PIKE COUNTY, Mo. — Both sides of a divided America could argue that words voiced 160 years ago by John Brooks Henderson echo today.
The issue then was slavery, but the Pike County legislator touched upon other topics which still draw national discussion.
Henderson gave the speech at Hannibal on Aug. 20, 1862. He had just returned from a very dramatic first six months in the U.S. Senate, where he cultivated a friendship with President Abraham Lincoln that would have historic consequences.
A Democrat who became a Republican at the outset of the Civil War a year earlier, Henderson’s elegant phrasing also pointed the way toward reconciliation.
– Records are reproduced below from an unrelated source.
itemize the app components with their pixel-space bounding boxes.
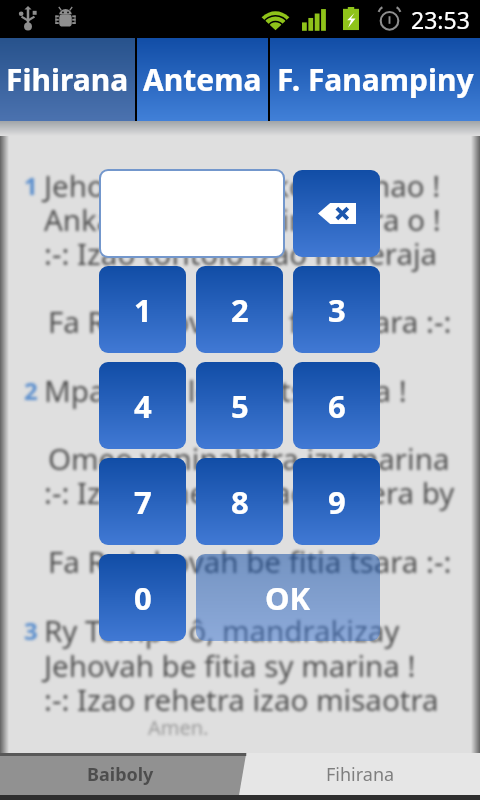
staticText: 6 <box>328 385 346 427</box>
staticText: Baiboly <box>87 762 154 787</box>
button[interactable]: 3 <box>293 266 380 353</box>
button[interactable]: 4 <box>99 362 186 449</box>
button[interactable]: 5 <box>196 362 283 449</box>
staticText: 4 <box>134 385 152 427</box>
staticText: :-: Izao tontolo izao mideraja <box>44 233 438 273</box>
button[interactable]: Fihirana <box>240 753 480 795</box>
staticText: Ankalazao ny heriny tsara o ! <box>44 199 441 239</box>
staticText: OK <box>265 577 311 619</box>
button[interactable]: 8 <box>196 458 283 545</box>
staticText: Omeo voninahitra izy marina <box>48 438 450 478</box>
staticText: 8 <box>231 481 249 523</box>
staticText: 23:53 <box>411 4 470 35</box>
button[interactable]: 1 <box>99 266 186 353</box>
button[interactable]: 7 <box>99 458 186 545</box>
button[interactable]: 6 <box>293 362 380 449</box>
staticText: :-: Izao rehetra izao misaotra <box>44 679 439 719</box>
button[interactable]: Hymn number input <box>101 171 283 256</box>
button[interactable]: Backspace <box>293 170 380 257</box>
staticText: Jehovah ô ! deraiko ny anao ! <box>44 165 441 205</box>
staticText: 2 <box>24 374 38 407</box>
staticText: 5 <box>231 385 249 427</box>
staticText: Amen. <box>148 714 209 741</box>
button[interactable]: F. Fanampiny <box>270 38 480 121</box>
staticText: Ry Tompo ô, mandrakizay <box>44 610 400 650</box>
staticText: 7 <box>134 481 152 523</box>
staticText: 3 <box>24 614 38 647</box>
button[interactable]: Baiboly <box>0 753 240 795</box>
staticText: Fa Ry Jehovah be fitia tsara :-: <box>48 301 452 341</box>
staticText: 2 <box>231 289 249 331</box>
staticText: Fihirana <box>6 59 129 100</box>
button[interactable]: OK <box>196 554 380 641</box>
staticText: Antema <box>143 59 262 100</box>
staticText: 3 <box>328 289 346 331</box>
staticText: 0 <box>134 577 152 619</box>
staticText: 1 <box>24 169 38 202</box>
staticText: 1 <box>134 289 152 331</box>
button[interactable]: 9 <box>293 458 380 545</box>
button[interactable]: Antema <box>137 38 268 121</box>
staticText: Jehovah be fitia sy marina ! <box>44 645 416 685</box>
button[interactable]: Fihirana <box>0 38 135 121</box>
staticText: F. Fanampiny <box>277 59 474 100</box>
staticText: Mpanjaka lehibe tsy toha ! <box>44 370 407 410</box>
staticText: Fihirana <box>326 762 395 787</box>
button[interactable]: 0 <box>99 554 186 641</box>
staticText: Fa Ry Jehovah be fitia tsara :-: <box>48 541 452 581</box>
staticText: 9 <box>328 481 346 523</box>
staticText: :-: Izao rehetra izao midera by <box>44 472 455 512</box>
button[interactable]: 2 <box>196 266 283 353</box>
The senator’s view that the government in 1862 was “in imminent danger of destruction” would align with what many progressives now claim about the efforts of conservatives. Likewise, conservatives could argue that actions by progressives match with Henderson’s regret that “personal liberty can scarcely be guarded beneath the shield of the Constitution” anymore.
Though he certainly couldn’t have foreseen violence that erupted in American cities over the last several years, Henderson lamented that the “torch of rebellion is being touched to our dwellings, and wanton barbarity runs riot over the land.”
Henderson feared that “the gaunt forms of poverty and want stand near, threatening to advance amid the ruins of a once great and prosperous nation, touching with icy fingers the very victims of despair who, but yesterday, were the recipients of freedom’s richest bounties.”
The senator referred to the war as one of “partisan prejudice, of political ambition, aided by false theories of commercial policy and an inveterate hatred of democratic equality.”
The speech is sometimes contradictory, and Henderson comes nowhere close to anything resembling the 13th amendment, which he would draft and introduce in the Senate a little less than two years later.
His newly-formed relationship with Lincoln also is downplayed. At that point, he was more concerned about the financial cost of the war than freeing four million people held in bondage.
“Let the prejudices of the past be buried with the past,” Henderson said. “A terrible revolution is sweeping over the country, and a public debt is being rapidly contracted that threatens to make paupers of us all.”
At the time, Henderson and Lincoln were discussing gradual, compensated emancipation in which “owners” would receive money for freeing their slaves. There also were talks about colonization – carving out a place where freed slaves could govern themselves.
One thing Henderson was adamant about was that Missouri stay in the Union. While he wasn’t certain about a permanent solution, Henderson believed divisions would not end until slavery was eliminated.
“We, above all people, have suffered from this war,” he told the Hannibal crowd. “We are doomed to suffer yet more, unless we at once assume an attitude towards this rebellion that places us far beyond the hopes of treason.”
The North’s approach should be total war, Henderson argued, with none of the misguided “compromise and concession” that led to the first shots being fired.
“National existence is the synonym of national integrity,” he proclaimed.
Within a year, Lincoln would ask Northern states to sign up additional troops. Henderson supported the idea – and looked ahead to what he believed would be Missouri’s national leadership role.
“In this work of patriotism, Missouri should be no laggard,” he said. “Let her be the first to send her regiments to the field, as she is destined to be first among the States of the Union when peace returns.”